Using terraform to move towards a blue-green deployment strategy

Alok Singh
Wobe Engineering Blog
4 min readJan 23, 2017
Expedia case study for blue-green deployment Image credit: Amazon

When we first started work on terraform, the first implementation was to encode the whole setup in terraform. To be clear, terraform works best if you use for infrastructure setup and not for configuration management. What would formerly be a beast of a boto script that brings up infrastructure in a form that your configuration management system can work with, you will now have a declarative DSL with tooling support.

What we would like is to use terraform to instantiate a parallel environment that can be tied to any existing service in any arbitrary way. This will be the building block for future automation. Note that your application should be able to support this mode. Application state and how it is persisted usually determines the mode of operation. Application state also determines the scaling strategies that you can adopt and for this reason alone is something that you want to think very carefully about and bring in an “operations” perspective early in the specification cycle.

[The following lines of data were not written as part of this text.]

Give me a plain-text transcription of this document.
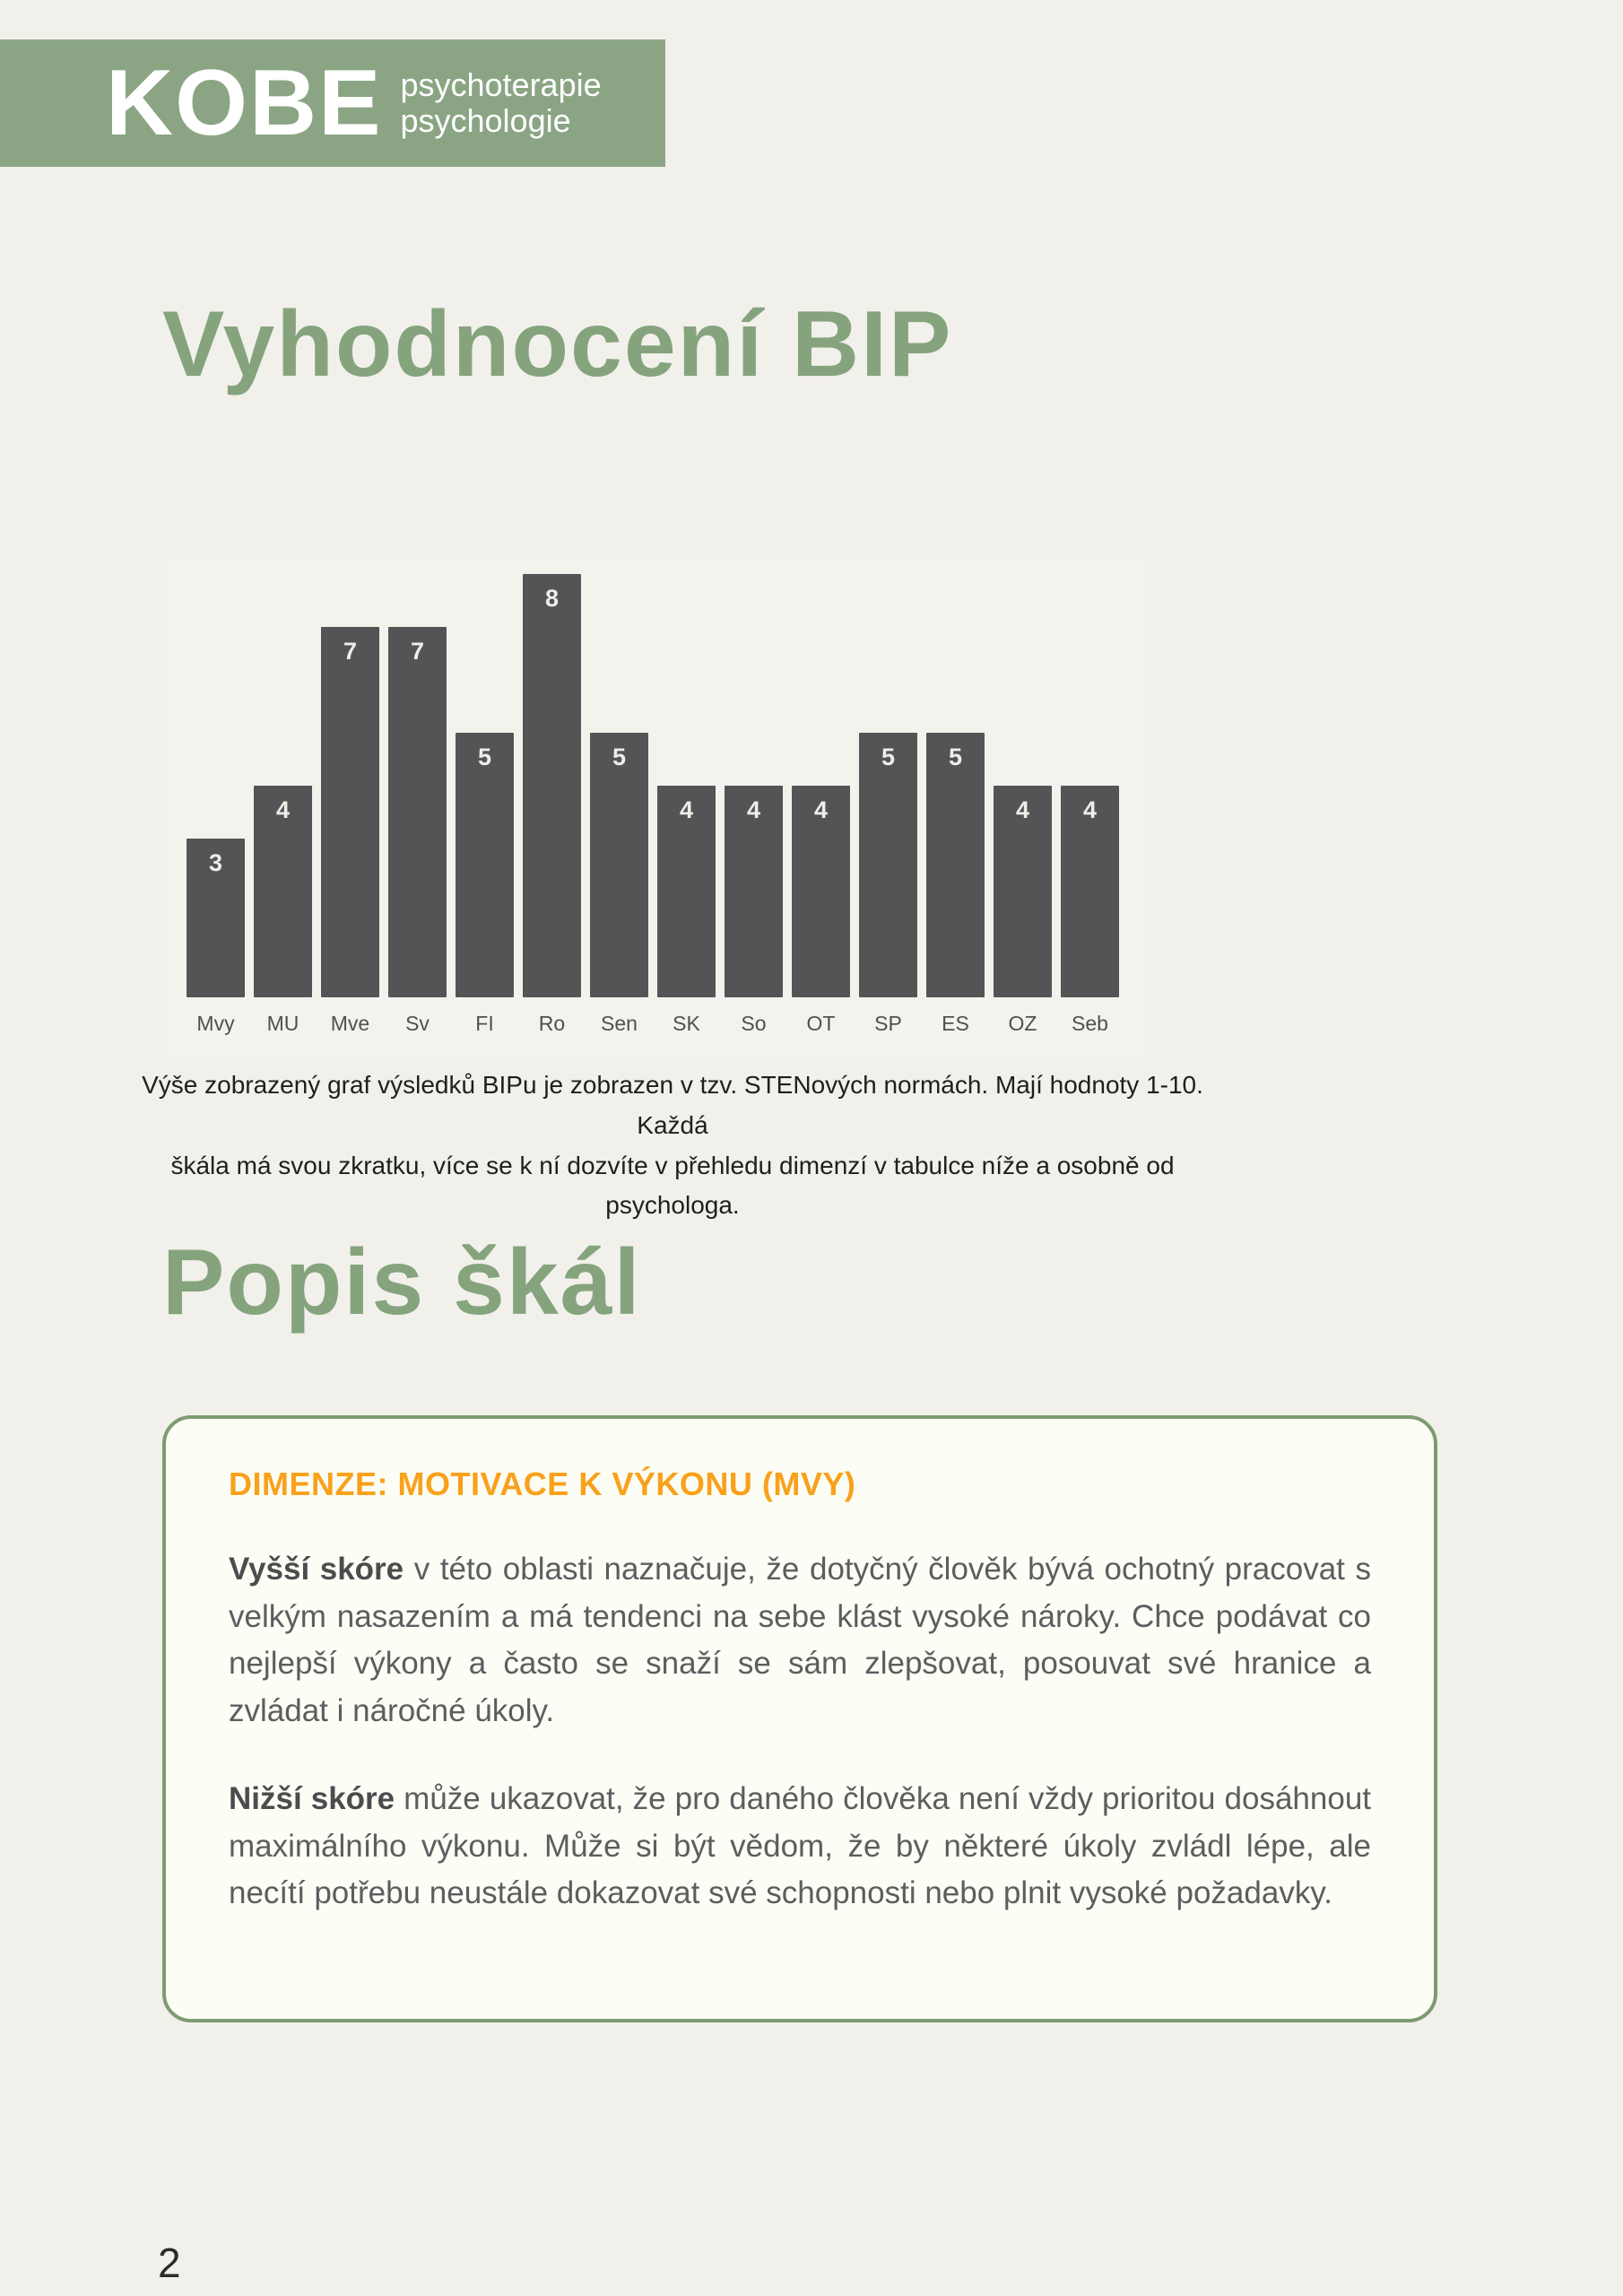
KOBE psychoterapie
psychologie
Vyhodnocení BIP
3
4
7 7
5
8
5
4 4 4
5 5
4 4
Mvy	MU	Mve	Sv	FI	Ro	Sen	SK	So	OT	SP	ES	OZ	Seb
Výše zobrazený graf výsledků BIPu je zobrazen v tzv. STENových normách. Mají hodnoty 1-10. Každá
škála má svou zkratku, více se k ní dozvíte v přehledu dimenzí v tabulce níže a osobně od psychologa.
Popis škál
DIMENZE: MOTIVACE K VÝKONU (MVY)

Vyšší skóre v této oblasti naznačuje, že dotyčný člověk bývá ochotný pracovat s velkým nasazením a má tendenci na sebe klást vysoké nároky. Chce podávat co nejlepší výkony a často se snaží se sám zlepšovat, posouvat své hranice a zvládat i náročné úkoly.

Nižší skóre může ukazovat, že pro daného člověka není vždy prioritou dosáhnout maximálního výkonu. Může si být vědom, že by některé úkoly zvládl lépe, ale necítí potřebu neustále dokazovat své schopnosti nebo plnit vysoké požadavky.

2
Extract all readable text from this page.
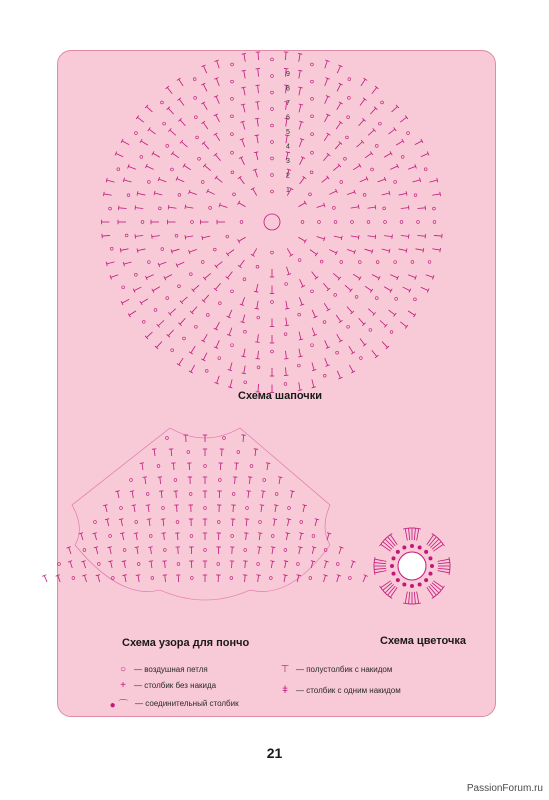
9
8
7
6
5
4
3
2
1
Схема шапочки
Схема узора для пончо	Схема цветочка
○ — воздушная петля
+	— столбик без накида
● ⌒ — соединительный столбик
⊤ — полустолбик с накидом
ǂ	— столбик с одним накидом
21
PassionForum.ru
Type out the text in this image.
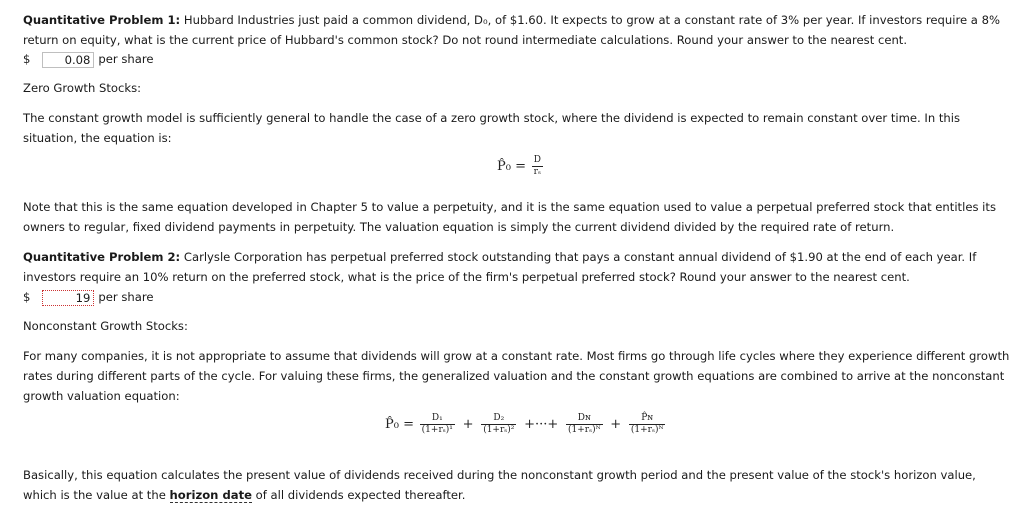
Quantitative Problem 1: Hubbard Industries just paid a common dividend, D₀, of $1.60. It expects to grow at a constant rate of 3% per year. If investors require a 8% return on equity, what is the current price of Hubbard's common stock? Do not round intermediate calculations. Round your answer to the nearest cent.
$0.08	per share
Zero Growth Stocks:
The constant growth model is sufficiently general to handle the case of a zero growth stock, where the dividend is expected to remain constant over time. In this situation, the equation is:
P̂₀ = $\frac{D}{\text{rₛ}}$
Note that this is the same equation developed in Chapter 5 to value a perpetuity, and it is the same equation used to value a perpetual preferred stock that entitles its owners to regular, fixed dividend payments in perpetuity. The valuation equation is simply the current dividend divided by the required rate of return.
Quantitative Problem 2: Carlysle Corporation has perpetual preferred stock outstanding that pays a constant annual dividend of $1.90 at the end of each year. If investors require an 10% return on the preferred stock, what is the price of the firm's perpetual preferred stock? Round your answer to the nearest cent.
$19	per share
Nonconstant Growth Stocks:
For many companies, it is not appropriate to assume that dividends will grow at a constant rate. Most firms go through life cycles where they experience different growth rates during different parts of the cycle. For valuing these firms, the generalized valuation and the constant growth equations are combined to arrive at the nonconstant growth valuation equation:
P̂₀ = $\frac{\text{D₁}}{\text{(1+rₛ)¹}} + \frac{\text{D₂}}{\text{(1+rₛ)²}}$ +···+ $\frac{\text{Dɴ}}{\text{(1+rₛ)ᴺ}} + \frac{\text{P̂ɴ}}{\text{(1+rₛ)ᴺ}}$
Basically, this equation calculates the present value of dividends received during the nonconstant growth period and the present value of the stock's horizon value, which is the value at the horizon date of all dividends expected thereafter.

We have different types of services, each with their own users and while they are all related, it does not make sense to instantiate whole new environments just to push out a change in a couple of services. To illustrate, why bring up a new metabase setup when there is no need for it?

The central insight was that we could model our services in terms of tightly coupled components for one particular use as a block with a well-defined entry-point. The reasoning is similar to that of Kubernetes’s services.

Thus, in our case, containers running our user backend became the user block. Containers running metabase app became the analytics block. Sentry and drone became our infra block. The database tier similarly became the DB block. With this setup, it would be possible for us to link any block to any other using VPC peering. Pushing a change for users with no DB impact? Spin up a new user block, test it, and when you are ready to change, change the ALB to point to the new block. Rollback is just changing the ALB back to the old block.

With this idea in mind, a small PoC was drawn up to flesh out the idea and provide enough information to draw up a spec.The proof-of-concept involves just two blocks (blk1 and blk2) and a Makefile to drive terraform. The implementation hinges on:

  • keeping a separate terraform state file for each run. A run is block that is running.
  • keeping VPC peering outside terraform. We lookup the required information from the state file, using output arguments so terraform remains the single source of truth.

Before we play out the scenario assume that the state is that have run called green for both blocks.

Before we start, colours correspond to runs

We want to implement a change in blk1. You would:

  1. make create NAME=red BLOCK=blk1
  2. ./peering.zsh create red blk1 green blk2

Here NAME is what you would like to name this run. The terraform state file would be named <NAME>-<BLOCK>.tfstate. This allows you to keep multiple parallel runs of any block, each one named differently. Now you have a whole new instance of blk1 which can communicate with blk2 via VPC peering.

Scenario at this point, colours correspond to runs

Assuming that you have tied together your dependency injection with terraform (or by using terraform provisioners) you should be good to go. The PoC wisely sidesteps this quagmire. When you are done testing and are ready to move to using the new red instance, you can delete the old red instance as:

  1. ./peering.zsh delete green blk1 green blk2
  2. make destroy RUN=green BLOCK=blk1
After deleting the old run, colours correspond to runs

You can checkout the self-contained PoC code at https://github.com/alephnull/tf-blocks. You probably want to look at peering.zsh to put in your AWS CLI profile. The terraform bits assume that you have the required profile setup in your environment.

Things that will be a part of the final implementation are:

  • state file management. Even a simple push to S3 bucket might serve our immediate purposes
  • ALB management
  • re-implement peering.zsh in a more sane language
  • first steps towards configuration management and dependency injection.

--

--